The crux of the case hinges on the provisions of Sec. 243 of the Criminal Procedure Code, 1973 and whether or not  there is a need for an expert opinion from a handwriting expert in case of reviewing signatures in cheques.

  1. When a contention has been raised that the complainant has misused the cheque, even in a case where a presumption can be raised under Section 118(a ) or 139 of the said Act, an opportunity must be granted to the accused for adducing evidence in rebuttal thereof. As the law places the burden on the accused, he must be given an opportunity to discharge it. An accused has a right to fair trial. He has a right to defend himself as a part of his human as also fundamental right as enshrined under Article 21 of the Constitution of India. The right to defend oneself and for that purpose to adduce evidence is recognized by the Parliament in terms of sub-section (2) of Section 243 of the Code of Criminal Procedure, which reads as under : "Section 243 - Evidence for defence. (1) (2) If the accused, after he had entered upon his defence, applies to the Magistrate to issue any process for compelling the attendance of any witness for the purpose of examination or cross- examination, or the production of any document or other thing, the Magistrate shall issue such process unless he considers that such application should be refused on the ground that it is made for the purpose of vexation or delay or for defeating the ends of justice and such ground shall be recorded by him in writing: Provided that, when the accused has cross-examined or had the opportunity of cross-examining any witness before entering on his defence, the attendance of such witness shall not be compelled under this section, unless the Magistrate is satisfied that it is necessary for the ends of justice.

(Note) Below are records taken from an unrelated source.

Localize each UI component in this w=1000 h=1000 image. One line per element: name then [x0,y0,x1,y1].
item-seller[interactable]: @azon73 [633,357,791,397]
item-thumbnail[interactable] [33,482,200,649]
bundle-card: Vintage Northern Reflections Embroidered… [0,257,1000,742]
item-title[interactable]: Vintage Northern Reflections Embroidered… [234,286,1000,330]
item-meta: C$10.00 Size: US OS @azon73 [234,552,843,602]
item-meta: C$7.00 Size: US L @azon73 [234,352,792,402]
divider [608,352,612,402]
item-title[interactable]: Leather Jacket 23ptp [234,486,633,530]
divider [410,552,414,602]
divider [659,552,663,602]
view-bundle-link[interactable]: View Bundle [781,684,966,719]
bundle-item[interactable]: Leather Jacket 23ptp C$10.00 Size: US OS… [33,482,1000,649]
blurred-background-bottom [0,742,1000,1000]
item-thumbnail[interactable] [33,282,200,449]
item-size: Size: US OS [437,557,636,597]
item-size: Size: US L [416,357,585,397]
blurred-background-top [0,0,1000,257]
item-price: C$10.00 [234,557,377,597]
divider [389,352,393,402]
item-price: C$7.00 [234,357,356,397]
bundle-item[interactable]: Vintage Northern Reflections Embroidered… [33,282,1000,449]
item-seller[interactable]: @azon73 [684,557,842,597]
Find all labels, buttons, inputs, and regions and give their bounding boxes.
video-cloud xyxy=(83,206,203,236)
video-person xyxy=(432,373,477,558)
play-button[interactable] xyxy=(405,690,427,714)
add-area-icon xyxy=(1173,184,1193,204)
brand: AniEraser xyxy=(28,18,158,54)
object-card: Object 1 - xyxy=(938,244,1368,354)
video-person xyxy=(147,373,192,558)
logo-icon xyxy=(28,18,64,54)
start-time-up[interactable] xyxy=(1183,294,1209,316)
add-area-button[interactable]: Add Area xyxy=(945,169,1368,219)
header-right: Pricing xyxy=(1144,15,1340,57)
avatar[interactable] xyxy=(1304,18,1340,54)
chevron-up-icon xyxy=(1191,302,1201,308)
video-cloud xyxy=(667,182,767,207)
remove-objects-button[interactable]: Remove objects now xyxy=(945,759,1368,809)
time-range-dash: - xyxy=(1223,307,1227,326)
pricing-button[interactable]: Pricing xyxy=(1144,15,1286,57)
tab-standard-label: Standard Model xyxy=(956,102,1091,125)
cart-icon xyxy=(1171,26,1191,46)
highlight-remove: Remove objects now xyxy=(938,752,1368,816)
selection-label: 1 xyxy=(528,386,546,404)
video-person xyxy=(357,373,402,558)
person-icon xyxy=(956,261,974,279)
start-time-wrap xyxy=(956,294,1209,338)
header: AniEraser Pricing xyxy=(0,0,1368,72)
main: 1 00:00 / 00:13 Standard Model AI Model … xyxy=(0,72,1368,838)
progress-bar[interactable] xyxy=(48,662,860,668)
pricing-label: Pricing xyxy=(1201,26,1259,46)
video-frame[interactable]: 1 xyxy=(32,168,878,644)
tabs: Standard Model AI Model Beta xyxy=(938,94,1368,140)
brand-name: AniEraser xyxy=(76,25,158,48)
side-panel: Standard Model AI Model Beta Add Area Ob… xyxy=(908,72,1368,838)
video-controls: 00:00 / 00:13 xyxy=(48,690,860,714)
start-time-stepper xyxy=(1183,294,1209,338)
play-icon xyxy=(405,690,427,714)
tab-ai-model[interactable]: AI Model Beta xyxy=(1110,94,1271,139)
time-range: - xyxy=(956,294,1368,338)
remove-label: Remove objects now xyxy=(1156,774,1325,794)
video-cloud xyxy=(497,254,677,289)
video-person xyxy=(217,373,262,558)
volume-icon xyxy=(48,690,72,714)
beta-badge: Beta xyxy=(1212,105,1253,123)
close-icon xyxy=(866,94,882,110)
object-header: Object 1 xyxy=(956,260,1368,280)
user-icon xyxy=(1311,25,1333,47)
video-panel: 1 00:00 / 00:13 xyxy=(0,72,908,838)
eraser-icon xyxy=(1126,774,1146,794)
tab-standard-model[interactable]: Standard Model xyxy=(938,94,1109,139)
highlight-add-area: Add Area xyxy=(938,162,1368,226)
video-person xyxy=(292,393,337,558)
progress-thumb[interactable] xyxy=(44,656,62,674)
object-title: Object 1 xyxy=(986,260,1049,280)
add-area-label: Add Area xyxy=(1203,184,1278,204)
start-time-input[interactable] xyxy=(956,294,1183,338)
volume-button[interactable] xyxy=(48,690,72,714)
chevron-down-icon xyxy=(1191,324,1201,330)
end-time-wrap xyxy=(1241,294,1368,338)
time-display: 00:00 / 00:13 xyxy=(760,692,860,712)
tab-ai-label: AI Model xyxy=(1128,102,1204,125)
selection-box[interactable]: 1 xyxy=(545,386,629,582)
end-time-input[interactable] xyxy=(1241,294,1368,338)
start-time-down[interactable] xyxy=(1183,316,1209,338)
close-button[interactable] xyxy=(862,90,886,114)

  2. What should be the nature of evidence is not a matter which should be left only to the discretion of the Court. It is the accused who knows how to prove his defence. It is true that the court being the master of the proceedings must determine as to whether the application filed by the accused in terms of sub-section (2) of Section 243 of the Code is bona fide or not or whether thereby he intends to bring on record a relevant material. But ordinarily an accused should be allowed to approach the court for obtaining its assistance with regard to summoning of witnesses etc. If permitted to do so, steps therefor, however, must be taken within a limited time. There cannot be any doubt whatsoever that the accused should not be allowed to unnecessarily protracting the trial or summon witnesses whose evidence would not be at all relevant.
  3. The learned Trial Judge as also the High Court rejected the contention of the appellant only having regard to the provisions of Section 20 of the Negotiable Instruments Act. The very fact that by reason thereof, only a prima facie right had been conferred upon the holder of the negotiable instrument and the same being subject to the conditions as noticed hereinbefore, we are of the opinion that the application filed by the appellant was bona fide.